Temple Emanuel has always been open, welcoming and embracing of “Jews by Choice”. We piloted the first ever “Introduction to Judaism” course offered in the Reform movement and Rabbi Jerome P. David has been the instructor for these classes since 1979, when Reform Jewish Outreach was launched. This class is offered starting in January and runs through May. The class meets each Wednesday from 7 pm – 9 pm and is now run by both Rabbi Jerome P.David and Rabbi Lawrence R. Sernovitz. This is an interactive class filled with discussions and explanatory question/answer sessions about Reform Judaism.
Click here to sign up for the URJ course, Introduction to Judaism.
We are honored by our converts for they bring to us more than sheer numbers, but also an enthusiasm, a passion, a quest for learning and doing and growing in their Judaism. In a very real way, we all need to become “Jews by Choice”, choosing a vibrant and vital Judaism for ourselves and our children.

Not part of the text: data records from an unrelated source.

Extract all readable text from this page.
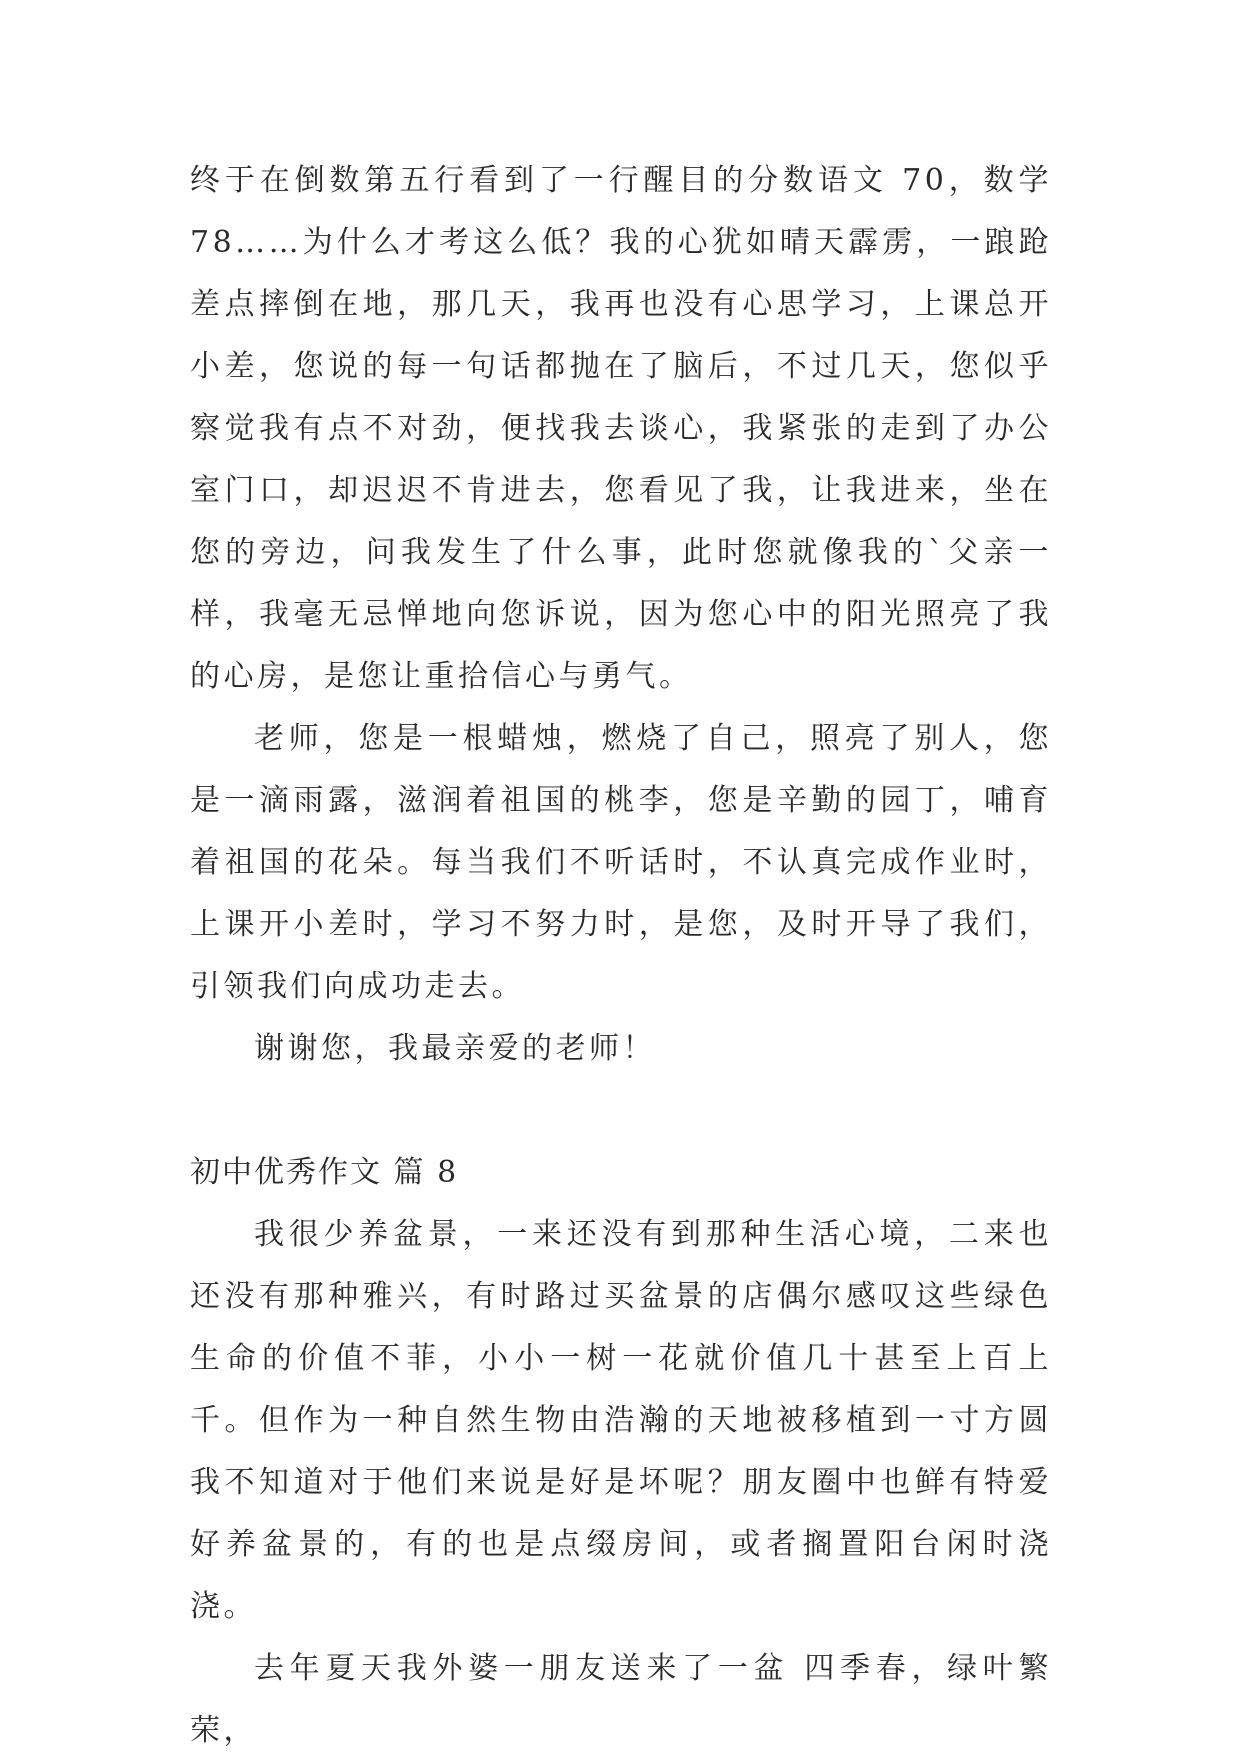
终于在倒数第五行看到了一行醒目的分数语文 70，数学 78……为什么才考这么低？我的心犹如晴天霹雳，一踉跄差点摔倒在地，那几天，我再也没有心思学习，上课总开小差，您说的每一句话都抛在了脑后，不过几天，您似乎察觉我有点不对劲，便找我去谈心，我紧张的走到了办公室门口，却迟迟不肯进去，您看见了我，让我进来，坐在您的旁边，问我发生了什么事，此时您就像我的`父亲一样，我毫无忌惮地向您诉说，因为您心中的阳光照亮了我的心房，是您让重拾信心与勇气。

老师，您是一根蜡烛，燃烧了自己，照亮了别人，您是一滴雨露，滋润着祖国的桃李，您是辛勤的园丁，哺育着祖国的花朵。每当我们不听话时，不认真完成作业时，上课开小差时，学习不努力时，是您，及时开导了我们，引领我们向成功走去。

谢谢您，我最亲爱的老师！

初中优秀作文 篇 8

我很少养盆景，一来还没有到那种生活心境，二来也还没有那种雅兴，有时路过买盆景的店偶尔感叹这些绿色生命的价值不菲，小小一树一花就价值几十甚至上百上千。但作为一种自然生物由浩瀚的天地被移植到一寸方圆我不知道对于他们来说是好是坏呢？朋友圈中也鲜有特爱好养盆景的，有的也是点缀房间，或者搁置阳台闲时浇浇。

去年夏天我外婆一朋友送来了一盆 四季春，绿叶繁荣，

To make an appointment with one of our Rabbis or to speak with someone about conversion, please contact Jared at (856) 489-0029 x119.
Death and Mourning
Judaism teaches us to understand death as a part of life and part of the Divine Pattern of the Universe. Thus our Jewish tradition encourages an acceptance of the inevitability of death and teaches the sacredness of grief, mourning, sympathy and memory.
Judaism has accumulated numerous mitzvot (positive commandments) and customs relating to death and mourning. These mitzvot are governed by certain principles, but in all cases they are designed to meet the needs of the mourner. The mourner should choose those practices that are personally meaningful and bring comfort, solace and hope.
Tradition established the various periods of mourning in order to allow and, indeed, encourage the pouring out of one’s heartfelt emotion and grief.
Yet these periods were established also to limit mourning, so that people might return to their daily pursuits, and resume life and living.
A closely related second principle is the recognition of the reality of death. Dr. Ron Wolfson has written, “The Jewish approach is reality-based. There is a time to be born – and a time to die. No denial. No avoidance. The art of Jewish dying is a fundamental factor in the art of Jewish Living”.
In the Jewish tradition, a person who is dying is to be treated with love, respect and caring. Following death, the body is to be treated with honor and respect. All are equal in death and all deserve dignity.
There is a time to be born and a time to die and Judaism teaches to live each day, completely and fully.